The nature of Christianity, however, is always translation or critical contextualization in which the Gospel is a corrective as well as a supporter of culture. In other words, faith is “vernacularized” as it is translated into the indigenous culture (33-34). Christian missionaries seek to translate the message of the gospel in ways that are consistent with culture. This translation is not simply the written word but includes the translation of the messengers themselves. Incarnation is perhaps the most fitting concept for this (see Phil. 2:5-7).
Some colonialist missionaries of the past insisted on packing their fine china to be shipped to the mission field. Muslims insist on a home culture for their faith. Some churches want to carry with them the customs and practices developed for another culture such as a focus on buildings and the things we do when people physically come together. Missionaries move to another country where they discover that many practices from the old country were primarily about their home culture. They also find that the new country has Christian practices that are woven in the fabric of a new culture which is now the home culture of the gospel.

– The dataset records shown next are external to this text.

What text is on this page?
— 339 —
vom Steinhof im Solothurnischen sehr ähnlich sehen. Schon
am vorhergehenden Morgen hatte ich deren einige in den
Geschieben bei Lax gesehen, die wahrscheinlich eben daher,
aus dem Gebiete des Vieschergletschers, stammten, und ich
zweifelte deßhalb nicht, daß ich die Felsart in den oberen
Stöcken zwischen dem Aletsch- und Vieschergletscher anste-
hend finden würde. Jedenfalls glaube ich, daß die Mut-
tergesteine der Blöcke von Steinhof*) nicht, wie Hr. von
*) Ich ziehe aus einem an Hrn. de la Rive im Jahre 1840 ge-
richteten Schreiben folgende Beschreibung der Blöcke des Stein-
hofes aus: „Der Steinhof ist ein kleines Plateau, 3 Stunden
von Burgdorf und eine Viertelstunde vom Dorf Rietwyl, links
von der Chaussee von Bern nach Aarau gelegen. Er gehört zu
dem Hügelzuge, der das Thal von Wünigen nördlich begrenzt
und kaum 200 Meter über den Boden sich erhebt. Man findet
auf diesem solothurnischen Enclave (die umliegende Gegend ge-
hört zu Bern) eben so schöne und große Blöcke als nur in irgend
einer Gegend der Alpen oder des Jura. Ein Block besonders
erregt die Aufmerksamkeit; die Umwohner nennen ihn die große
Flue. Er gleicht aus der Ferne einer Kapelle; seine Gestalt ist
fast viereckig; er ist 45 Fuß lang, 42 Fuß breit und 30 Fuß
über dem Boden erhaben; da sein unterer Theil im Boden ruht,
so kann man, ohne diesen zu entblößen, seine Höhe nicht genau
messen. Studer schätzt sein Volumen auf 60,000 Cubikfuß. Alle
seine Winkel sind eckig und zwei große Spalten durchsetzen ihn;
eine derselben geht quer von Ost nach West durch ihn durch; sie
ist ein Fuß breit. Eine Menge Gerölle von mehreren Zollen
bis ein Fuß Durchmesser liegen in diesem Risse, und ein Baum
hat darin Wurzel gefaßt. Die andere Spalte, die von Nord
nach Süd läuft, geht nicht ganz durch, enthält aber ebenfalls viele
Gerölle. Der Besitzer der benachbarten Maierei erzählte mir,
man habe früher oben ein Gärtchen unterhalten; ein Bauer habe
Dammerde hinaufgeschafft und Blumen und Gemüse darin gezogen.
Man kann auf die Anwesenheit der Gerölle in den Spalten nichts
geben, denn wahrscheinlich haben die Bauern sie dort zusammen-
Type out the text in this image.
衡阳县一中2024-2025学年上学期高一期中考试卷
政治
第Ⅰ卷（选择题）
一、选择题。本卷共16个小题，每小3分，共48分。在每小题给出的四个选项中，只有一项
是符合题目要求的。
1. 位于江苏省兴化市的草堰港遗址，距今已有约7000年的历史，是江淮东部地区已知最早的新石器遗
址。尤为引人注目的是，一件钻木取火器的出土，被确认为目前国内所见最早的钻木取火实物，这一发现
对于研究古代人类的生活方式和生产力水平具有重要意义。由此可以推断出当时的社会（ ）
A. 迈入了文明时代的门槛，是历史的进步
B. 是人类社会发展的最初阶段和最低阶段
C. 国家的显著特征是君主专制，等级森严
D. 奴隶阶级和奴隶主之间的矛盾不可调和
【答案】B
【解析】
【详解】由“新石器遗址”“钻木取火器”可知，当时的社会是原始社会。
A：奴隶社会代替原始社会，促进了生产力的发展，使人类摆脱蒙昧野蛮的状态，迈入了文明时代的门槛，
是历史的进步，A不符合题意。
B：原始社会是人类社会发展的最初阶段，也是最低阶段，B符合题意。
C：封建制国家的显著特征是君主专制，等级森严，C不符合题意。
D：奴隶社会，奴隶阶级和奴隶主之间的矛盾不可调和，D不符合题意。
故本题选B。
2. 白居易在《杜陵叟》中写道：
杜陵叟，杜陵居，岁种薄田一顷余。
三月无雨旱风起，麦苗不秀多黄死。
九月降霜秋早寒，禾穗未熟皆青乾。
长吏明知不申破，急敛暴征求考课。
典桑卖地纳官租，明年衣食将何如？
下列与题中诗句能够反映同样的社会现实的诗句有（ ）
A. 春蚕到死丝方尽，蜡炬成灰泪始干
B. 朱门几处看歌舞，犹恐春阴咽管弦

In our move to a new reality, the Holy Spirit will accompany us as we discern that God is already present. We will need to bring the family pictures that remind us of the creeds of the church that have formed our common faith. We need to bring the family bible as our foundation, and we need to use reasoning to help us discern practices that are dissonant to the nature of the Gospel.

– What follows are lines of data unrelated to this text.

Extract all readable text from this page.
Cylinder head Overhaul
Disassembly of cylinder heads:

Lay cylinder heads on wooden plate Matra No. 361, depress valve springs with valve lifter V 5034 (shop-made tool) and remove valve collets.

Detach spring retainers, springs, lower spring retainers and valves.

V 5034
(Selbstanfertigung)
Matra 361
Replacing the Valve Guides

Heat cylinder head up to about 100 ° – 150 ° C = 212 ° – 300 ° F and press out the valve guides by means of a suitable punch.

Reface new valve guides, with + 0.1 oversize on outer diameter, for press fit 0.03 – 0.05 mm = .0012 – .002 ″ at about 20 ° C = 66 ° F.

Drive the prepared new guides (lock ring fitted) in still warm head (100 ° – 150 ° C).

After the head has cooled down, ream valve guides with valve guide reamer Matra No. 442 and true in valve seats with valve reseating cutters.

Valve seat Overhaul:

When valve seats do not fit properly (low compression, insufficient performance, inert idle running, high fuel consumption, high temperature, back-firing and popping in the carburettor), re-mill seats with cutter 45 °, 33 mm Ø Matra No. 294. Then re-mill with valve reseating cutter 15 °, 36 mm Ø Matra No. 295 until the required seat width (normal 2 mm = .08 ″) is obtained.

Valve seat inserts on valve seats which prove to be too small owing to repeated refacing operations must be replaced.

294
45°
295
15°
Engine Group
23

Some have asserted that the church is in exile to a foreign country. What if, however, we are not in exile, but rather we are missionaries to a new country where God has called us to join His (God’s) mission? Like good Christian missionaries, churches will have to think about the things that are truly at the heart of their faith. Some will cling to the treasures from the old country and insist that it is the building, nationalist focus, and a certain style of music. Others will start to contextualize and ask the important questions about what it really means to follow Jesus into a new country. And who knows? The new country might help us learn a new way to be real and just perhaps in a new country, we will find the renewal that we have all hoped and prayed for. A missionary journey does not include guarantees of safety or comfort, as many can testify. It does, however, offer the promise that God is indeed with us, which is the best of all.